I’m new to Erlang and learning about it by reading through “Programming Erlang” (thank you Joe Armstrong for this excellent book). I just finished chapter 8 and was mulling over the first of the programming exercises from section 8.11:

bq. Write a function start(AnAtom, Fun) to register AnAtomas spawn(Fun). Make sure your program works correctly in the case when two parallel processes simultaneously evaluate start/2. In this case, you must guarantee that one of these processes succeeds and the other fails.

I was stumped at first, but then I found the following discussion post, “Programming Erlang Exercise 8.11”: , which presented a seemingly logical solution.

The solution in that thread did raise 2 interesting questions for me that I wanted to throw out to any experienced Erlang programmers:

  1. How is the BIF register/2 function implemented to be an atomic call? I looked in the Erlang documentation online and could not find any details. As a BIF it is implemented in C, so I suppose there a lot of possibilities, but is there any way for a curious person to find out?

  2. Is this problem of multiple processes trying to call register/2 at the same time something that you (experienced with Erlang) run into a lot and have to code around or is this problem more theoretical?

10 Dec 2007, 03:23
Alain O'Dea (41 posts)

I am new to Erlang as well and this problem had me so stumped that I nearly abandoned the book altogether. Years of using Object-oriented programming languages with bolted on concurrency support had left me with limited problem solving skills for concurrent problems.

Erlang’s source is available and it should contain the implementation of register/2

# I imagine this is a common problem. After looking at Ladislav Lenart’s solution to 8.11 I am happy that there is a relatively concise way to solve it

Here is my version of Ladislav Lenart’s solution altered to behave like register/2 in terms of exceptions thrown and return values:

-module (start_register).
-export ([start/2]).

start(Atom, Fun) ->
    Registrant = self(),
        fun() ->
            try register(Atom, self()) of
                true ->
                    Registrant ! true,
                error:badarg ->
                    Registrant ! false
        true  -> true;
        false -> erlang:error(badarg)

This looks like the basis of a atomic transaction design pattern for Erlang. I imagine a collection of such design patterns exists. I would really like to see it if it does.

20 Dec 2007, 05:00
Peter Miller (4 posts)

Agreed. Thanks for sharing your version of the solution.

24 Sep 2008, 10:16
Bryan (6 posts)

Is there an easy way to prove that a given solution works? Being new to Erlang I’m not sure how I’d generate a testbench that would prove a solution works.

28 Sep 2008, 14:32
Alain O'Dea (41 posts)

Hi Bryan: I’m not even sure that this is testable since it would involve testing for the non-existence of a race condition. Formal verification is possible since Erlang uses CSP (Communicating Sequential Processes). I’m not sure how it is done, but it is possible to prove the correctness of code like this.

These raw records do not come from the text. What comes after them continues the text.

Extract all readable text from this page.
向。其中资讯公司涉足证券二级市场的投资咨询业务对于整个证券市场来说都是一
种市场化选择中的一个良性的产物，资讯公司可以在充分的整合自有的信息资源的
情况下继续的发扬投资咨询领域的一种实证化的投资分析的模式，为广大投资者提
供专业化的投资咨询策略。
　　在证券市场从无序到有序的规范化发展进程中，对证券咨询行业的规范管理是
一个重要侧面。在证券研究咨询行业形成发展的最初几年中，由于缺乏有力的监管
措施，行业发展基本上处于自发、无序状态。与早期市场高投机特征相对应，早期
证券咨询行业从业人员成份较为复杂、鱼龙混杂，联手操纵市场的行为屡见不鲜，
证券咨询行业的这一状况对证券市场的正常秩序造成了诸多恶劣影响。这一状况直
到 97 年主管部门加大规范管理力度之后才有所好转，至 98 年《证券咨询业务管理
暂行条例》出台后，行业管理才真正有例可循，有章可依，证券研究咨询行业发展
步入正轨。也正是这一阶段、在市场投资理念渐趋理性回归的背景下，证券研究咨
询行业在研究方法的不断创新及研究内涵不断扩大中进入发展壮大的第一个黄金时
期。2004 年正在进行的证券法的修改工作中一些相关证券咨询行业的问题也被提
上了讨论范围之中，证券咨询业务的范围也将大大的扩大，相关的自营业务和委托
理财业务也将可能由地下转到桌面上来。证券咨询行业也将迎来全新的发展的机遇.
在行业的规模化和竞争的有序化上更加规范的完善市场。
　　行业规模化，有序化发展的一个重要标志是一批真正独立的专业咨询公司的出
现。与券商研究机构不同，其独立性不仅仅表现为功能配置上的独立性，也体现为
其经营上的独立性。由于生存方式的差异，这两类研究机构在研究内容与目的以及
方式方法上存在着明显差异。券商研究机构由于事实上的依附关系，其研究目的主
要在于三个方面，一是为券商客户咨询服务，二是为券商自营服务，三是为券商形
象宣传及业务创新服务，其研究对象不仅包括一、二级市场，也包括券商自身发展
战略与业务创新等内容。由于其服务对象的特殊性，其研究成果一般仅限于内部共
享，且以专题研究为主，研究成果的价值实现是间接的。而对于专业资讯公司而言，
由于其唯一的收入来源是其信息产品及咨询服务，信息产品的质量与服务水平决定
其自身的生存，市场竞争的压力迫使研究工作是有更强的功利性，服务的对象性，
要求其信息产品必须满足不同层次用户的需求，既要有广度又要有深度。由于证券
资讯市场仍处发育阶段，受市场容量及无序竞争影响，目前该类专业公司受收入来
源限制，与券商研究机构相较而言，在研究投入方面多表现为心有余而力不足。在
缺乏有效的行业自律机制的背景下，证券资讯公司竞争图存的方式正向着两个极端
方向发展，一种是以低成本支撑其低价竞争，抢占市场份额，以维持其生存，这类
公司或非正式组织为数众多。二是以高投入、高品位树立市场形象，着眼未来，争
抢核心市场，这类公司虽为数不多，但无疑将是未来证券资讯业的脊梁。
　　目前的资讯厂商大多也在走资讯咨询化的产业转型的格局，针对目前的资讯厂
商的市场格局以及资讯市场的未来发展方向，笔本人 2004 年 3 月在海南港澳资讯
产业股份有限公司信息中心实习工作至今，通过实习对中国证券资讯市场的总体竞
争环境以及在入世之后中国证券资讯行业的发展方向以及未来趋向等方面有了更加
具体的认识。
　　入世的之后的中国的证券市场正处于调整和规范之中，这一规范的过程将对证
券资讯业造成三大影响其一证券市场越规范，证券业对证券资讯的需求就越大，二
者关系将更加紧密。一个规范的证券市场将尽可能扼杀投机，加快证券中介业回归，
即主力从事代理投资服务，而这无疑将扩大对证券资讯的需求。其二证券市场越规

A design pattern does exist and is implemented in the distribution: the OTP behaviours all do this transactional spawn and register using gen:start/6. The code for that is (excerpt from Erlang/OTP R12-B Source for gen.erl):

start(GenMod, LinkP, Name, Mod, Args, Options) ->
    case where(Name) of
	undefined ->
	    do_spawn(GenMod, LinkP, Name, Mod, Args, Options);
	Pid ->
	    {error, {already_started, Pid}}

The real answer to Peter’s Question 2 is that this is a theoretical problem unlikely to appear in a practical Erlang/OTP system. If you are using registered processes, you are in all likelihood using OTP behaviours which manage the transactional semantics for you. A reasonable Erlang/OTP system would not attempt to register the same name twice. Registered names work best for persistent server processes and these are: 1) hard to write correctly, and 2) already written correctly and battle tested in OTP.

20 Mar 2014, 19:23
Matthew Whillock (8 posts)


Nearly four years late but here goes…

My “solution” is:

start(AnAtom, Fun) ->
    case whereis(AnAtom) of
        undefined ->
            Pid1 = spawn(Fun),
            register(AnAtom, Pid1),
        _ -> fail

Is this correct? But really stumps me is part 2 of the exercise. I guess we need to use our solution to part 1 but this is doing my head in. Anybody got example solutions to these pesky critters?

Cheers, Matt

20 Mar 2014, 19:24
Matthew Whillock (8 posts)

Obviously I meant “but what really stumps me…”

Cheers, Matt

20 Mar 2014, 19:35
Matthew Whillock (8 posts)

Aha! Solutions found in Chapter 8 problems post. Must get some eyes or something…

Cheers, Matt